Après avoir pris congé du directeur du Camp, je me surpris à mettre en doute le bien-fondé des méthodes de Planification en Ostafrique. N’était-ce pas inutilement cruel ? Mais que dire alors de l’Eurasie, où quatre-vingt-dix-huit mâles sur cent sont tout bonnement châtrés comme de vulgaires animaux domestiques ? J’enviai un court moment les habitants de Nordamérique et de Suédavia qui sombraient d’eux-mêmes dans la stérilité, puis je me livrai une fois de plus à de profondes réflexions sur les problèmes que pose un monde surpeuplé.

Confortablement installé dans la voiture du Service Internationnal de Planification, je quittai le Camp VII ; il était dix-huit heures vingt, heure ostafricaine.

 


LE DÉSIR
 

Vous avez pénétré dans les douches ; elle y était déjà, nue.
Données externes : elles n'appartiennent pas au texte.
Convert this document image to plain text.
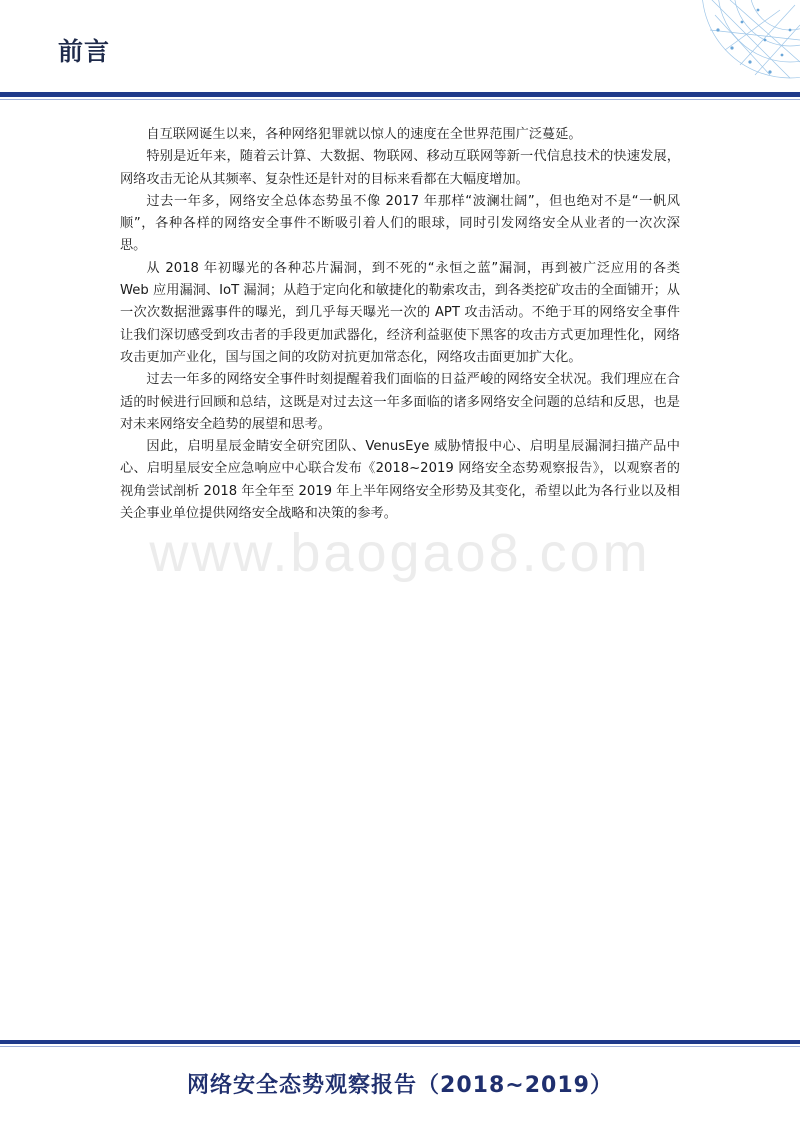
前言

自互联网诞生以来，各种网络犯罪就以惊人的速度在全世界范围广泛蔓延。

特别是近年来，随着云计算、大数据、物联网、移动互联网等新一代信息技术的快速发展，网络攻击无论从其频率、复杂性还是针对的目标来看都在大幅度增加。

过去一年多，网络安全总体态势虽不像 2017 年那样“波澜壮阔”，但也绝对不是“一帆风顺”，各种各样的网络安全事件不断吸引着人们的眼球，同时引发网络安全从业者的一次次深思。

从 2018 年初曝光的各种芯片漏洞，到不死的“永恒之蓝”漏洞，再到被广泛应用的各类 Web 应用漏洞、IoT 漏洞；从趋于定向化和敏捷化的勒索攻击，到各类挖矿攻击的全面铺开；从一次次数据泄露事件的曝光，到几乎每天曝光一次的 APT 攻击活动。不绝于耳的网络安全事件让我们深切感受到攻击者的手段更加武器化，经济利益驱使下黑客的攻击方式更加理性化，网络攻击更加产业化，国与国之间的攻防对抗更加常态化，网络攻击面更加扩大化。

过去一年多的网络安全事件时刻提醒着我们面临的日益严峻的网络安全状况。我们理应在合适的时候进行回顾和总结，这既是对过去这一年多面临的诸多网络安全问题的总结和反思，也是对未来网络安全趋势的展望和思考。

因此，启明星辰金睛安全研究团队、VenusEye 威胁情报中心、启明星辰漏洞扫描产品中心、启明星辰安全应急响应中心联合发布《2018~2019 网络安全态势观察报告》，以观察者的视角尝试剖析 2018 年全年至 2019 年上半年网络安全形势及其变化，希望以此为各行业以及相关企事业单位提供网络安全战略和决策的参考。

www.baogao8.com
网络安全态势观察报告（2018~2019）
Cela n’a rien encore que de très normal, puisque les douches sont mixtes et les cabines individuelles non fermées, quoique par délicatesse, ou respect pour sa pudeur, vous eussiez pu vous retirer pour attendre dehors la fin de sa toilette. Mais non : la vue de ses seins épanouis et lourds, de son ventre nacré prenant racine sur la noire promesse du pubis, vous avait déjà chevillé au corps un désir normal peut-être, mais coupable en ce qui nous concerne. Elle s’en aperçut, n’y fut pas insensible. Cependant, rien que d’anodin n’eut lieu entre vous ce jour-là. Paradoxalement, cette retenue, nous le verrons tout à l’heure, fit votre tort. Car ensuite, où aller, pour satisfaire ce feu de l’âme – disons : ce feu du sexe ? Les chambres ? Évidemment non, puisque l’afflux de réfugiés nous contraint à cette cohabitation par groupes, si désagréable mais – les temps nous en sont témoins – nécessaire… Les cuisines ? Les corridors ? Il n’y fallait pas songer. Où alors, dans l’hôtel, où, hormis les douches ? Mais voilà : la chaleur apocalyptique qui ne cesse de monter au-dehors y précipite les habitants, de plus en plus nombreux, de plus en plus souvent. À chaque tentative, vous ne rencontrâtes que bedaines dévêtues cherchant dans la fraîcheur de l’eau une éphémère conciliation avec les éléments. Vous y retournâtes tous deux, jour après jour, la faim de la chair au ventre, pour ne trouver qu’une cohue de plus en plus dense là où vous eussiez voulu commettre l’acte libérateur. Alors, un jour, vous avez volé ce couteau dans les cuisines, et dans les douches où vous pénétrâtes le brandissant… vous fîtes parmi les baigneurs huit morts et cinq blessés. Pour ce crime, je demande aujourd’hui que l’on vous rejette à l’Extérieur. Et pourquoi ce forfait, pourquoi ? Pour une femme pas même belle, pas même jeune, qui ne provoqua votre désir que parce que vous l’aviez rencontrée pour la première fois – nue.